In the ingestion phase, the codebase is chunked using an Abstract Syntax Tree (AST) parser, embedded using OpenAI's Ada V2 model and indexed in a Milvus vector database for efficient querying.
In the inference phase, a query is built from the bug report using an LLM to filter out non-technical details. This refined query is then used to search the vector database, retrieving semantically similar code chunks. These chunks undergo further filtering using another LLM query to establish their relevance to the bug, ensuring only the most pertinent chunks are considered.
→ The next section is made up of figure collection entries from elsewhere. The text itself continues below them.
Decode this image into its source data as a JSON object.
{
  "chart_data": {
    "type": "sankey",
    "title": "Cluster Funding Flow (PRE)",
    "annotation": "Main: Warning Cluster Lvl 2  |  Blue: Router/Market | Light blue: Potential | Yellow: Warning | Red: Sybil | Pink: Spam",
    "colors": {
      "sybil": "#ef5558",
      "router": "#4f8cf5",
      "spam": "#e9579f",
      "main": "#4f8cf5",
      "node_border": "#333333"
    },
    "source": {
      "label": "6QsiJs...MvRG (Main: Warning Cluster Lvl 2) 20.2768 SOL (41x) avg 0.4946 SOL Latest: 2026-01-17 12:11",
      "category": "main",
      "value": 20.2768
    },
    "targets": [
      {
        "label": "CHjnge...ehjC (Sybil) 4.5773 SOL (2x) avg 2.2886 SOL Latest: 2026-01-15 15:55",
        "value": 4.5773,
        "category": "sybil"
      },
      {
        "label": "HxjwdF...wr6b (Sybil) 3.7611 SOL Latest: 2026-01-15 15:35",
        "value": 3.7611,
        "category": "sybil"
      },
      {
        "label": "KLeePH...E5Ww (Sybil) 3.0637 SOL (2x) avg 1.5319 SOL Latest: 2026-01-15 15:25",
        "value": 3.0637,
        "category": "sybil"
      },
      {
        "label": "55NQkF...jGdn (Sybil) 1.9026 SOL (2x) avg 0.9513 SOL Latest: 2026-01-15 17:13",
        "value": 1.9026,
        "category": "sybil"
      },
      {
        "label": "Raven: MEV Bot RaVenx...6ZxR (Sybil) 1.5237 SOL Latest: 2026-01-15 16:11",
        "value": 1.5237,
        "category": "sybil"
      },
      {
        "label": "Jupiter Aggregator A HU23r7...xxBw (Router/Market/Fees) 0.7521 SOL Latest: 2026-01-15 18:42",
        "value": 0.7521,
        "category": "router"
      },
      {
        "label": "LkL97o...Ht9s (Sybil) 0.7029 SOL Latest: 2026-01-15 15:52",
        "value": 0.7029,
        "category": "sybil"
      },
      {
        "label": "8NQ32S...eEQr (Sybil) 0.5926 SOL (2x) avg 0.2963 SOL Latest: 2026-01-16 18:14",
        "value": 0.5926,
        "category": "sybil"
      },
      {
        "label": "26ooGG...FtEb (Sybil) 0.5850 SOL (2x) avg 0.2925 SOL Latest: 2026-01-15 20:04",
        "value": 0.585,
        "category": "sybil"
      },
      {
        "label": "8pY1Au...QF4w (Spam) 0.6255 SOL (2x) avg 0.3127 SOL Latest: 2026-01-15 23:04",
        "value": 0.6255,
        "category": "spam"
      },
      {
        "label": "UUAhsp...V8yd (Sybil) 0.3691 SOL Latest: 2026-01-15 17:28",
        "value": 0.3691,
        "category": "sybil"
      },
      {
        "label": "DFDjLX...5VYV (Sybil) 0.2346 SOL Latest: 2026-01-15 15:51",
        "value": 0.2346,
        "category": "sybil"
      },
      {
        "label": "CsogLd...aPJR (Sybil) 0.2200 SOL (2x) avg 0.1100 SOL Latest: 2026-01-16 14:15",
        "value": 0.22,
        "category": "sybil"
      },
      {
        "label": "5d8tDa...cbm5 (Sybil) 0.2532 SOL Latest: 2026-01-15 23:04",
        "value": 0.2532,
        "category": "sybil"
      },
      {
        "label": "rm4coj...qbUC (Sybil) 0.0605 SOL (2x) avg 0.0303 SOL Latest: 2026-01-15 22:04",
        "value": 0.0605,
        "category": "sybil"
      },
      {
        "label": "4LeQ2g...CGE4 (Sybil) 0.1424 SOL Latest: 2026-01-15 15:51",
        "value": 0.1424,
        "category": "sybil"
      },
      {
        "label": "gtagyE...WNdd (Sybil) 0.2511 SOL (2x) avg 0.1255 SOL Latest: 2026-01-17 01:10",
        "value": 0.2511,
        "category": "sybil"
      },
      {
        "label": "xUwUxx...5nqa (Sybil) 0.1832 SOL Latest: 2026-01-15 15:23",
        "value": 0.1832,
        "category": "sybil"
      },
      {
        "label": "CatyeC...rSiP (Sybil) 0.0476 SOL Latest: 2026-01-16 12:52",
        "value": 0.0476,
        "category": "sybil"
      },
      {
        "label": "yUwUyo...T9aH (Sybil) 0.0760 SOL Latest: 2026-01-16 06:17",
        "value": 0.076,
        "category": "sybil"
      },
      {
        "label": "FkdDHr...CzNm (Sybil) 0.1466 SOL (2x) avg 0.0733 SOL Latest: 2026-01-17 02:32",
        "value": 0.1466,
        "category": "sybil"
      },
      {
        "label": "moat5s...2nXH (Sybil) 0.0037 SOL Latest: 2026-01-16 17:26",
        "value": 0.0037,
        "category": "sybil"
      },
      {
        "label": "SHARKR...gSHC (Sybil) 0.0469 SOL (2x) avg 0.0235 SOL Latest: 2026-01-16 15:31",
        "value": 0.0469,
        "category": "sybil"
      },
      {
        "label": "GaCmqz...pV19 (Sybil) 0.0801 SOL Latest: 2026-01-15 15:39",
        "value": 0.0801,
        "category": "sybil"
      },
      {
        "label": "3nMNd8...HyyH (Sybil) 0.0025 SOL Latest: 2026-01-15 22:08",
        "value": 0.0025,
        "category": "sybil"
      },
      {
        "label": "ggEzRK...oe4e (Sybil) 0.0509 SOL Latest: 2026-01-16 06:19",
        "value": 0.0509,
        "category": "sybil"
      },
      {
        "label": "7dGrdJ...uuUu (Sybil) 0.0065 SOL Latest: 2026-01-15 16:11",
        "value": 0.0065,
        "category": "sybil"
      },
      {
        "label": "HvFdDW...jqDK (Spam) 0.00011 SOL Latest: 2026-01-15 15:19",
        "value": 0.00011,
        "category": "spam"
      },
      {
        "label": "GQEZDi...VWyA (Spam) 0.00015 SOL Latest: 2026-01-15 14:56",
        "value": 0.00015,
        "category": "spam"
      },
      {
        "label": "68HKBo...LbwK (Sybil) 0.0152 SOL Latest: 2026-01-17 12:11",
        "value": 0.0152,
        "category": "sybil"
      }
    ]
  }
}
Our method was evaluated on a dataset that includes bugs from six large Java projects. The evaluation metrics used include top-5 accuracy, where BugLLM achieved a top-5 accuracy ranging from 44.7% to 61.1%. BugLLM's performance was competitive, often surpassing traditional methods, and demonstrated efficiency with no training required.
To further aid developers, BugLLM also generates explanations for why specific files are relevant to a bug. The motivation behind this is twofold: helping developers understand why a file is important to fixing a bug and increasing transparency about how our tool works. Our methodology employs Chain-of-Thought prompting to generate detailed explanations from LLMs. These explanations are evaluated based on technical accuracy, groundedness, and informativeness. We find that the explanations generated by BugLLM are largely accurate and grounded in the actual content and context of the code, with minimal hallucination. The explanations were also found to be informative, providing valuable insights to developers. The mean scores (out of 5) for technical accuracy, groundedness, and informativeness were 3.9, 4.5, and 4.3, respectively, across different prompting techniques.